Tapi jika di pikir. Semua itu tak sepenuhnya kesalahan Ailee. Mateo sendiri yang mengajaknya pergi ke Mal.
Ternyata rasabersalah yang Ailee rasakan hanya berlangsung beberapa saat karena setelah itu, Mateo malah memanfaatkannya dengan sangat baik. Seperti saat ini, Ailee tak mengerti kenapa ia bisa berakhir duduk di cafe bersama Mateo untuk mengerjakan tugas bersama. Ini bukan tugas kelompok, tapi Mateo beralasan ia tak bisa menulis karena tangan kanannya yang terluka.
Ailee melihat sepotong kue yang baru saja Mateo sodorkan padanya. Sebuah kue tiramisu kesukaannya.
"Makanlah."
"Tidak usah. Kau saja." Ailee kembali fokus pada buku yang sedang ia baca, mencari jawaban atas pertanyaan dari tugas yang ia kerjakan.

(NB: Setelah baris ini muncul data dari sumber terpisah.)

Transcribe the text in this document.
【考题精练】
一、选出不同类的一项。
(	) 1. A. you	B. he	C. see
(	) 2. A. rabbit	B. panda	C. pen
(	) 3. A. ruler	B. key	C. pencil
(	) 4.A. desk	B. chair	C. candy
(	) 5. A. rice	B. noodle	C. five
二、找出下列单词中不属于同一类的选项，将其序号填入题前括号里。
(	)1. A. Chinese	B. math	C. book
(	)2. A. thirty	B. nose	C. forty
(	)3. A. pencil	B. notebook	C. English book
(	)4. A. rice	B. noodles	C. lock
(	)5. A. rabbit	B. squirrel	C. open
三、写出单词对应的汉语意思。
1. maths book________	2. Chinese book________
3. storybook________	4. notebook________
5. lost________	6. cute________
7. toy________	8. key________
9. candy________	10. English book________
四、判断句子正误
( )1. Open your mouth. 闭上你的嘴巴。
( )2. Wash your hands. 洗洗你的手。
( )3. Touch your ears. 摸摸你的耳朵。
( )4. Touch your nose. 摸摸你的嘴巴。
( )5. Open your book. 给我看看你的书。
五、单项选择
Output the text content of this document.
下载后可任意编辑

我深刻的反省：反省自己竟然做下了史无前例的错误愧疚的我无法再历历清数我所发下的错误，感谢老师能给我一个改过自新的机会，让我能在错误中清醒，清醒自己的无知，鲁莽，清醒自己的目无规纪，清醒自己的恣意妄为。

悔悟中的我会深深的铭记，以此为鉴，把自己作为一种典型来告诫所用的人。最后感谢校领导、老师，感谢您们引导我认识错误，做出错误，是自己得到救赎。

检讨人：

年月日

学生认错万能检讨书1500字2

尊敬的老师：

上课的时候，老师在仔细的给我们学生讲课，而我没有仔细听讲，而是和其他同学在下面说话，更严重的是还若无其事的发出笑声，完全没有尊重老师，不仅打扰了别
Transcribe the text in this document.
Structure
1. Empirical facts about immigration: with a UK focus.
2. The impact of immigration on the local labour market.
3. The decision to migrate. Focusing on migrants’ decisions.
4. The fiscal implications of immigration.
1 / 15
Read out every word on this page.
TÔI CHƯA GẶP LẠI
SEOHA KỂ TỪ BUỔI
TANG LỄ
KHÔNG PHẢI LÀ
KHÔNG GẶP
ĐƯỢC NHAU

Melihat Ailee menolak kue yang sengaja ia belikan, Mateo pun mengambil garpu dan memotong sedikit kue tiramisu itu. Di sodorkannya garpu dengan potongan kue ke hadapan bibir Ailee.
Ailee menjauhkan wajahnya, "Aku tidak mau.." tolaknya. Tapi Mateo malah semakin memajukan garpunya hingga kue itu menyentuh bibir Ailee.
"Cepat makan. Kau tak ingin tangan kiriku juga sakit kan?"
Mateo mendapatkan tatapan sebal dari Ailee. Tapi pada akhirnya Ailee membuka mulutnya dan melahap kue yang sialnya sangat enak. Ini kali pertama Ailee ke cafe itu. Dan ia baru tau bahwa mereka menjual kue yang begitu nikmat dan sesuai dengan seleranya.
"Kak Mateo?"
Mendengar namanya di panggil, Mateo pun menoleh dan menemukan seorang gadis berseragam berbeda dengannya.
"Lisa?" Gumam Mateo, mengenal siapa gadis tersebut.
Sebuah senyuman lebar langsung terukir di wajah cantik Lisa saat mendapati sosok yang sedari tadi ia amati benar-benar Mateo. "Kakak sedang mengerjakan tugas?" Tanya Lisa yang melihat beberapa buku di atas meja. Tapi pandangannya langsung tertuju pada sosok Ailee yang duduk di depan Mateo.
KAMU SEDANG MEMBACA
Burning Desire
Romance⚠️ 18+ Mengandung adegan dewasa dan kata kasar. . . Sejak kecil, Mateo sudah terbiasa dengan hal berbau dewasa. Semua itu disebabkan oleh kelakuan ayahnya yang super mesum kepada sang ibu hampir setiap hari. Tapi Mateo tumbuh tak semesum ayahnya yan...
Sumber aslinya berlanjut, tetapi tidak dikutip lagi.